For the fourth consecutive month, private nonresidential construction has increased, up 1.8 percent in June, according to the August 1 report by the U.S. Census Bureau. However, spending in this sector is down 1.3 percent compared to one year ago. Total nonresidential construction spending – which includes both privately and publicly financed construction – was $528.4 billion in June, up 0.5 percent for the month, but down 5.5 percent year-over-year.
Eleven of the sixteen nonresidential construction subsectors posted increases for the month, including manufacturing, up 4.1 percent; communication, up 3.9 percent; power, up 3.1 percent; and health care, up 2.4 percent. Four subsectors have had increases in construction spending from the same time last year. They are power, up 13.8 percent; commercial, up 4.2 percent; communication, up 2.7 percent; and health care, up 2.4 percent.
Five nonresidential construction subsectors posted decreases for the month, including conservation and development, down 6.6 percent; educational, down 3.2 percent; amusement and recreation, down 3.1 percent; highway and street, down 1.6 percent; and religious construction, down 1.4 percent. Of the twelve subsectors experiencing decreases in spending year-over-year, they are religious, down 25.7 percent; lodging, down 24.3 percent; and water supply, down 14.3 percent.
Public nonresidential construction spending slipped 0.7 percent for the month and is down 9.2 percent compared to the same time last year. Residential construction spending fell 0.3 percent in June and is down 2.1 percent over the last twelve months. Total construction spending – which includes residential and nonresidential construction – inched up 0.2 percent for the month, but was down 4.7 percent from June 2010.
“Some may be surprised with today’s report that construction spending edged higher in June given the overall weakness of the U.S. economy in recent months,” said Associated Builders and Contractors Chief Economist Anirban Basu.
“It is important to note in this context that construction activity remains a lagging indicator of overall economic activity, which implies that the modest uptick in construction spending in June was a reflection of economic momentum that pre-existed the recent soft patch,” Basu said.
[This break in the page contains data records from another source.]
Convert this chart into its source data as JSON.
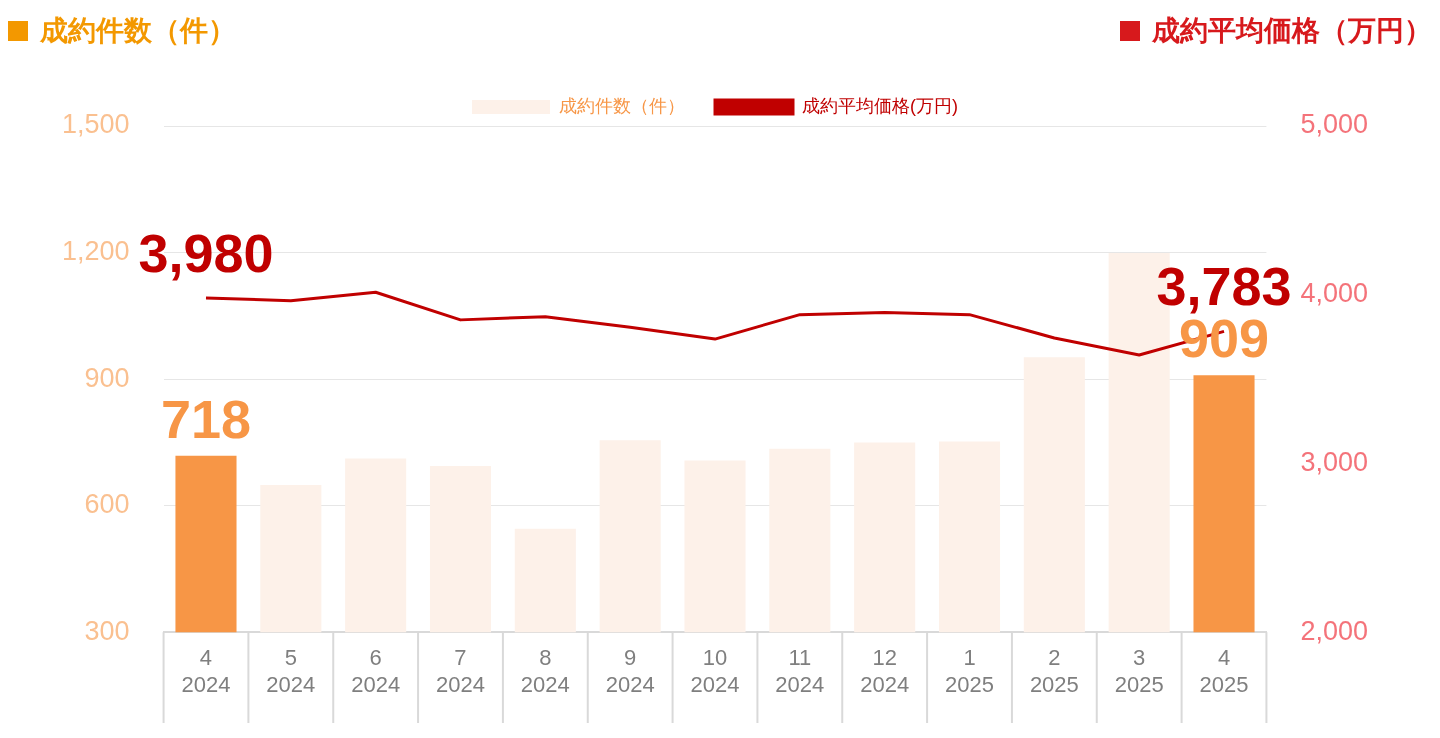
{
  "chart_data": {
    "type": "bar",
    "ylabel": "成約件数（件）",
    "y2label": "成約平均価格（万円）",
    "categories": [
      "4\n2024",
      "5\n2024",
      "6\n2024",
      "7\n2024",
      "8\n2024",
      "9\n2024",
      "10\n2024",
      "11\n2024",
      "12\n2024",
      "1\n2025",
      "2\n2025",
      "3\n2025",
      "4\n2025"
    ],
    "series": [
      {
        "name": "成約件数（件）",
        "color": "#fdf1e9",
        "colors": [
          "#f79646",
          "#fdf1e9",
          "#fdf1e9",
          "#fdf1e9",
          "#fdf1e9",
          "#fdf1e9",
          "#fdf1e9",
          "#fdf1e9",
          "#fdf1e9",
          "#fdf1e9",
          "#fdf1e9",
          "#fdf1e9",
          "#f79646"
        ],
        "values": [
          718,
          649,
          712,
          694,
          545,
          755,
          707,
          735,
          750,
          752,
          952,
          1199,
          909
        ],
        "value_labels": [
          "718",
          null,
          null,
          null,
          null,
          null,
          null,
          null,
          null,
          null,
          null,
          null,
          "909"
        ]
      },
      {
        "name": "成約平均価格(万円)",
        "type": "line",
        "axis": "y2",
        "color": "#c00000",
        "values": [
          3980,
          3965,
          4015,
          3851,
          3870,
          3807,
          3737,
          3882,
          3895,
          3882,
          3744,
          3643,
          3783
        ],
        "value_labels": [
          "3,980",
          null,
          null,
          null,
          null,
          null,
          null,
          null,
          null,
          null,
          null,
          null,
          "3,783"
        ]
      }
    ],
    "ylim": [
      300,
      1500
    ],
    "yticks": [
      300,
      600,
      900,
      {
        "value": 1200,
        "label": "1,200"
      },
      {
        "value": 1500,
        "label": "1,500"
      }
    ],
    "y2lim": [
      2000,
      5000
    ],
    "y2ticks": [
      {
        "value": 2000,
        "label": "2,000"
      },
      {
        "value": 3000,
        "label": "3,000"
      },
      {
        "value": 4000,
        "label": "4,000"
      },
      {
        "value": 5000,
        "label": "5,000"
      }
    ],
    "grid": "y",
    "legend": "top",
    "marker": "none"
  }
}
“With the softness in economic activity persisting, perhaps through the balance of this year and beyond, the ongoing increase in total nonresidential construction spending is unlikely to last,” said Basu.
“With government support for construction on the wane, the hope has been that a privately financed recovery would begin in earnest,” Basu said. “To a certain extent, that has occurred, with manufacturing, communication, power and health care construction leading the way.
“Should the nation’s economic recovery pick up steam later this year, construction will again be positioned for an increase in spending, but for now the outlook is not particularly promising,” said Basu.